Did FCA Cheat on Their Diesel Emissions, Too?

Here we go again

When Volkswagen was caught cheating on its diesel emissions it felt like a tipping point. That’s because it was unlikely that the German automaker was the only one trying to skirt around the EPA’s tough emissions standards. And with the can of worms already open, it was clear the EPA was going to go fishing.

In January 2017, the EPA and the California Air Resources Board (CARB) issued notices to Fiat-Chrysler (FCA) for violating the Clean Air Act.

Looks like the EPA caught another keeper.

Clean Air Act Violations

A pre-warning, it’s about to get real acronym-heavy around here.

The EPA and CARB accused FCA of installing and concealing AECDs in certain 2014-2016 SUVs and trucks equipped with 3-liter diesel engines. Phew, that’s quite a sentence huh? Let’s break it down.

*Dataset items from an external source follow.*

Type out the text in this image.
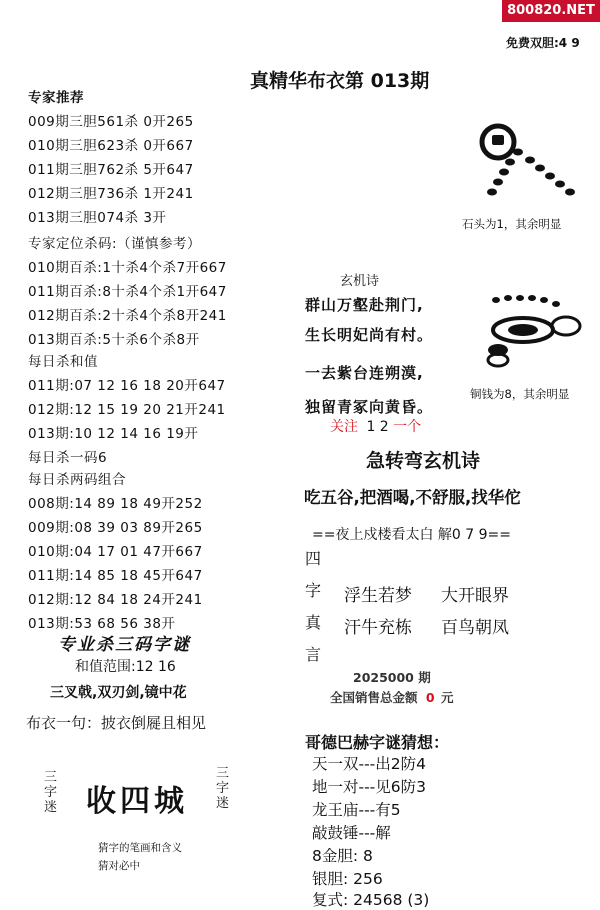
800820.NET
免费双胆:4 9
真精华布衣第 013期
专家推荐
009期三胆561杀 0开265
010期三胆623杀 0开667
011期三胆762杀 5开647
012期三胆736杀 1开241
013期三胆074杀 3开
专家定位杀码:（谨慎参考）
010期百杀:1十杀4个杀7开667
011期百杀:8十杀4个杀1开647
012期百杀:2十杀4个杀8开241
013期百杀:5十杀6个杀8开
每日杀和值
011期:07 12 16 18 20开647
012期:12 15 19 20 21开241
013期:10 12 14 16 19开
每日杀一码6
每日杀两码组合
008期:14 89 18 49开252
009期:08 39 03 89开265
010期:04 17 01 47开667
011期:14 85 18 45开647
012期:12 84 18 24开241
013期:53 68 56 38开
专业杀三码字谜
和值范围:12 16
三叉戟,双刃剑,镜中花
布衣一句：披衣倒屣且相见
三
字
迷 收四城
三
字
迷
猜字的笔画和含义
猜对必中
石头为1，其余明显
铜钱为8，其余明显
玄机诗
群山万壑赴荆门,
生长明妃尚有村。
一去紫台连朔漠,
独留青冢向黄昏。
关注 1 2 一个
急转弯玄机诗
吃五谷,把酒喝,不舒服,找华佗
==夜上戍楼看太白 解0 7 9==
四
字
真
言
浮生若梦 大开眼界
汗牛充栋 百鸟朝凤
2025000 期
全国销售总金额 0 元
哥德巴赫字谜猜想：
天一双---出2防4
地一对---见6防3
龙王庙---有5
敲鼓锤---解
8金胆: 8
银胆: 256
复式: 24568 (3)
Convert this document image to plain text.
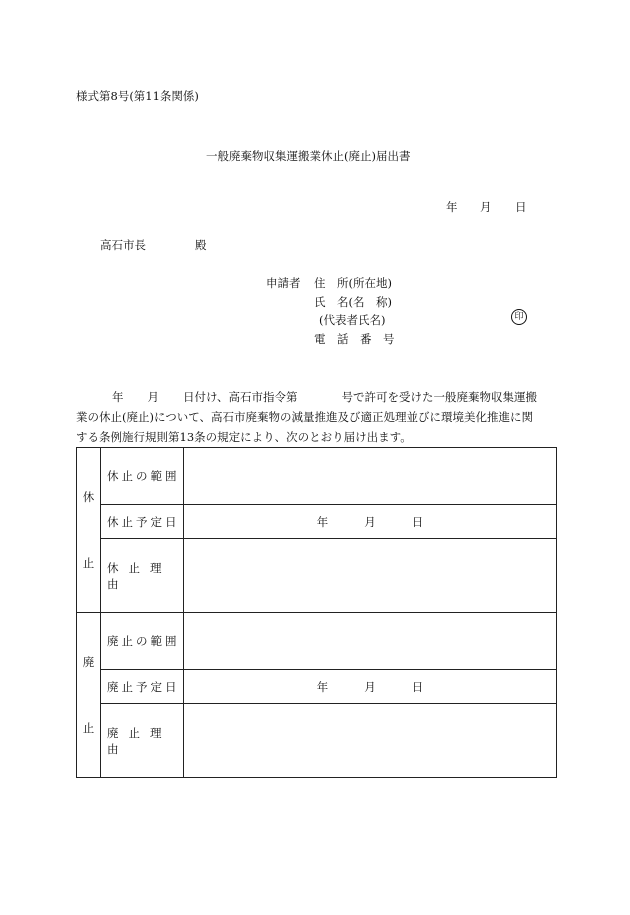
様式第8号(第11条関係)
一般廃棄物収集運搬業休止(廃止)届出書
年 月 日
高石市長	殿
申請者 住　所(所在地)
氏　名(名　称)
(代表者氏名)	印
電　話　番　号
年 月 日付け、高石市指令第	号で許可を受けた一般廃棄物収集運搬
業の休止(廃止)について、高石市廃棄物の減量推進及び適正処理並びに環境美化推進に関
する条例施行規則第13条の規定により、次のとおり届け出ます。
休
止	休止の範囲	
	休止予定日	年 月 日

	休止理由	

廃
止	廃止の範囲	
	廃止予定日	年 月 日

	廃止理由	
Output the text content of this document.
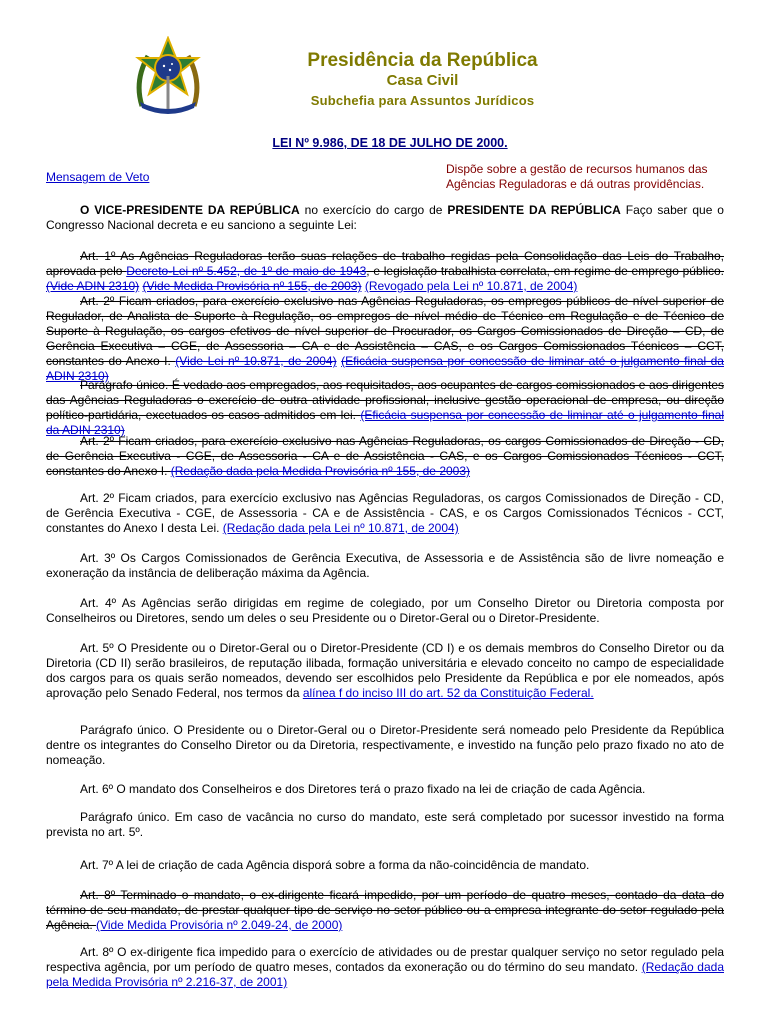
Presidência da República
Casa Civil
Subchefia para Assuntos Jurídicos
LEI Nº 9.986, DE 18 DE JULHO DE 2000.
Mensagem de Veto
Dispõe sobre a gestão de recursos humanos das Agências Reguladoras e dá outras providências.
O VICE-PRESIDENTE DA REPÚBLICA no exercício do cargo de PRESIDENTE DA REPÚBLICA Faço saber que o Congresso Nacional decreta e eu sanciono a seguinte Lei:
Art. 1º As Agências Reguladoras terão suas relações de trabalho regidas pela Consolidação das Leis do Trabalho, aprovada pelo Decreto-Lei nº 5.452, de 1º de maio de 1943, e legislação trabalhista correlata, em regime de emprego público. (Vide ADIN 2310) (Vide Medida Provisória nº 155, de 2003) (Revogado pela Lei nº 10.871, de 2004)
Art. 2º Ficam criados, para exercício exclusivo nas Agências Reguladoras, os empregos públicos de nível superior de Regulador, de Analista de Suporte à Regulação, os empregos de nível médio de Técnico em Regulação e de Técnico de Suporte à Regulação, os cargos efetivos de nível superior de Procurador, os Cargos Comissionados de Direção – CD, de Gerência Executiva – CGE, de Assessoria – CA e de Assistência – CAS, e os Cargos Comissionados Técnicos – CCT, constantes do Anexo I. (Vide Lei nº 10.871, de 2004) (Eficácia suspensa por concessão de liminar até o julgamento final da ADIN 2310)
Parágrafo único. É vedado aos empregados, aos requisitados, aos ocupantes de cargos comissionados e aos dirigentes das Agências Reguladoras o exercício de outra atividade profissional, inclusive gestão operacional de empresa, ou direção político-partidária, excetuados os casos admitidos em lei. (Eficácia suspensa por concessão de liminar até o julgamento final da ADIN 2310)
Art. 2º Ficam criados, para exercício exclusivo nas Agências Reguladoras, os cargos Comissionados de Direção - CD, de Gerência Executiva - CGE, de Assessoria - CA e de Assistência - CAS, e os Cargos Comissionados Técnicos - CCT, constantes do Anexo I. (Redação dada pela Medida Provisória nº 155, de 2003)
Art. 2º Ficam criados, para exercício exclusivo nas Agências Reguladoras, os cargos Comissionados de Direção - CD, de Gerência Executiva - CGE, de Assessoria - CA e de Assistência - CAS, e os Cargos Comissionados Técnicos - CCT, constantes do Anexo I desta Lei. (Redação dada pela Lei nº 10.871, de 2004)
Art. 3º Os Cargos Comissionados de Gerência Executiva, de Assessoria e de Assistência são de livre nomeação e exoneração da instância de deliberação máxima da Agência.
Art. 4º As Agências serão dirigidas em regime de colegiado, por um Conselho Diretor ou Diretoria composta por Conselheiros ou Diretores, sendo um deles o seu Presidente ou o Diretor-Geral ou o Diretor-Presidente.
Art. 5º O Presidente ou o Diretor-Geral ou o Diretor-Presidente (CD I) e os demais membros do Conselho Diretor ou da Diretoria (CD II) serão brasileiros, de reputação ilibada, formação universitária e elevado conceito no campo de especialidade dos cargos para os quais serão nomeados, devendo ser escolhidos pelo Presidente da República e por ele nomeados, após aprovação pelo Senado Federal, nos termos da alínea f do inciso III do art. 52 da Constituição Federal.
Parágrafo único. O Presidente ou o Diretor-Geral ou o Diretor-Presidente será nomeado pelo Presidente da República dentre os integrantes do Conselho Diretor ou da Diretoria, respectivamente, e investido na função pelo prazo fixado no ato de nomeação.
Art. 6º O mandato dos Conselheiros e dos Diretores terá o prazo fixado na lei de criação de cada Agência.
Parágrafo único. Em caso de vacância no curso do mandato, este será completado por sucessor investido na forma prevista no art. 5º.
Art. 7º A lei de criação de cada Agência disporá sobre a forma da não-coincidência de mandato.
Art. 8º Terminado o mandato, o ex-dirigente ficará impedido, por um período de quatro meses, contado da data do término de seu mandato, de prestar qualquer tipo de serviço no setor público ou a empresa integrante do setor regulado pela Agência. (Vide Medida Provisória nº 2.049-24, de 2000)
Art. 8º O ex-dirigente fica impedido para o exercício de atividades ou de prestar qualquer serviço no setor regulado pela respectiva agência, por um período de quatro meses, contados da exoneração ou do término do seu mandato. (Redação dada pela Medida Provisória nº 2.216-37, de 2001)
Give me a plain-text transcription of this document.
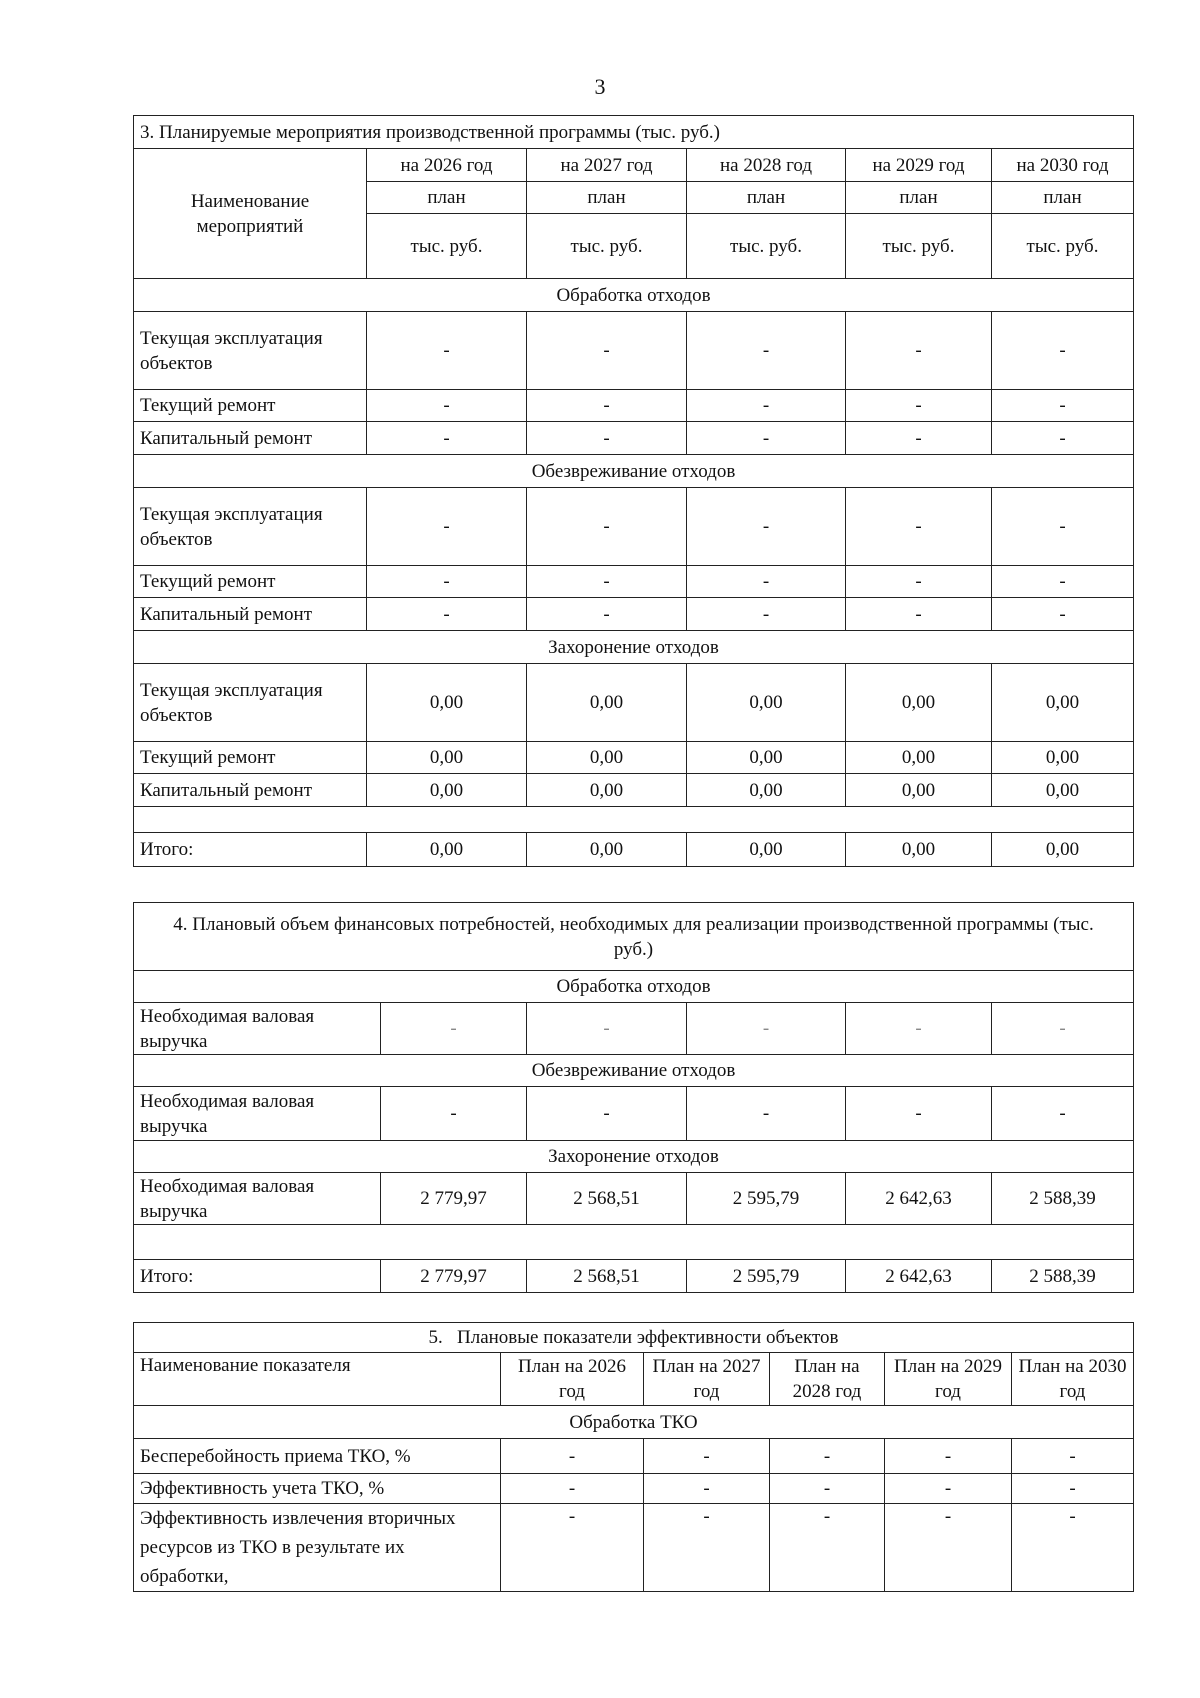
3
3. Планируемые мероприятия производственной программы (тыс. руб.)					
Наименование мероприятий	на 2026 год	на 2027 год	на 2028 год	на 2029 год	на 2030 год
	план	план	план	план	план
	тыс. руб.	тыс. руб.	тыс. руб.	тыс. руб.	тыс. руб.
Обработка отходов					
Текущая эксплуатация объектов	-	-	-	-	-
Текущий ремонт	-	-	-	-	-
Капитальный ремонт	-	-	-	-	-
Обезвреживание отходов					
Текущая эксплуатация объектов	-	-	-	-	-
Текущий ремонт	-	-	-	-	-
Капитальный ремонт	-	-	-	-	-
Захоронение отходов					
Текущая эксплуатация объектов	0,00	0,00	0,00	0,00	0,00
Текущий ремонт	0,00	0,00	0,00	0,00	0,00
Капитальный ремонт	0,00	0,00	0,00	0,00	0,00

Итого:	0,00	0,00	0,00	0,00	0,00
4. Плановый объем финансовых потребностей, необходимых для реализации производственной программы (тыс. руб.)					
Обработка отходов					
Необходимая валовая выручка	-	-	-	-	-
Обезвреживание отходов					
Необходимая валовая выручка	-	-	-	-	-
Захоронение отходов					
Необходимая валовая выручка	2 779,97	2 568,51	2 595,79	2 642,63	2 588,39

Итого:	2 779,97	2 568,51	2 595,79	2 642,63	2 588,39
5.   Плановые показатели эффективности объектов					
Наименование показателя	План на 2026 год	План на 2027 год	План на 2028 год	План на 2029 год	План на 2030 год
Обработка ТКО					
Бесперебойность приема ТКО, %	-	-	-	-	-
Эффективность учета ТКО, %	-	-	-	-	-
Эффективность извлечения вторичных ресурсов из ТКО в результате их обработки,	-	-	-	-	-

The Environmental Protection Agency and California Resources Board have been instrumental inholding VW accountable for their emissions deceptions. They’ve now turned their focus to Fiat-Chrysler.

Auxiliary control emissions devices alter how emissions systems function. Those are, in fact, legal and used to prevent engine damage in specific situations. But they must be disclosed as part of a certification process by the EPA and they are not allowed, under any circumstances, to be used during emissions testing.

Fiat-Chrysler failed to mention AECDs in the following vehicles with 3.0-liter diesel engines.

Make Model Years # of Vehicles
Ram 1500 2014-2016 ~78,286
Jeep Grand Cherokee 2014-2016 ~25,542

By not disclosing the AECDs, the automaker violated the Clean Air Act and the vehicles were not legal to see in then USA. In the EPA’s eyes, FCA knew about this and did it anyway in order to cheat on its emissions tests.

The EPA has determined that, due to the existance of at least these eight undisclosed AECDs in these vehicles, these vehicles do not conform in all material respects to the vehicle specifications described in the applications for the COCs that purportedly cover them.

FCA’s Response

As you could probably guess, FCA denied the vehicles contained so-called “defeat devices.” They also said comparing Volkswagen’s discretions to Chrysler is “nonsense.”

On that second point, I mostly agree. Volkswagen’s scandal was much larger in scope and happened over a much-longer time period. But as for denying the software exists? I have a harder time understanding that.

“[The] dispute that is going on now between the EPA and the FCA is whether the calibration that was filed was a calibration that met all regulations.” –– Sergio Marchionne, CEO of FCA

FCA says it has provided documents and information to regulators in order to explain the emissions control technology. Additionally, FCA says it has made a change to the emissions controls and the new software could be implemented to satisfy the EPA and CARB.

This sort of feels like a kid getting caught with their hand in the cookie jar, then saying “Hey, there’s no problem – I can just put the cookie back. See … solved!”

Lawsuits and Owner Complaints

FCA has been a couple times for issues with its EcoDiesel engines. The plaintiffs, in both cases, say the automaker concealed emissions defeat devices.

November 2016: Dodge Ram trucks equipped with Cummins diesel engines have been named in a class-action lawsuit that alleges the trucks emit nitrogen oxide emissions up to 14x the legal limits.

December 2016: A Ram 1500 and Jeep Grand Cherokee EcoDiesel lawsuit has been filed in California alleging the EcoDiesel trucks and SUVs contain concealed emissions “defeat devices” to hide nitrogen oxide emissions levels 10 times above legal limits.

It doesn’t feel good to be deceived, but one of the top reasons owners are complaining is economical – the catalytic converters in these vehicles wear out faster, costing up to $5,000 to fix.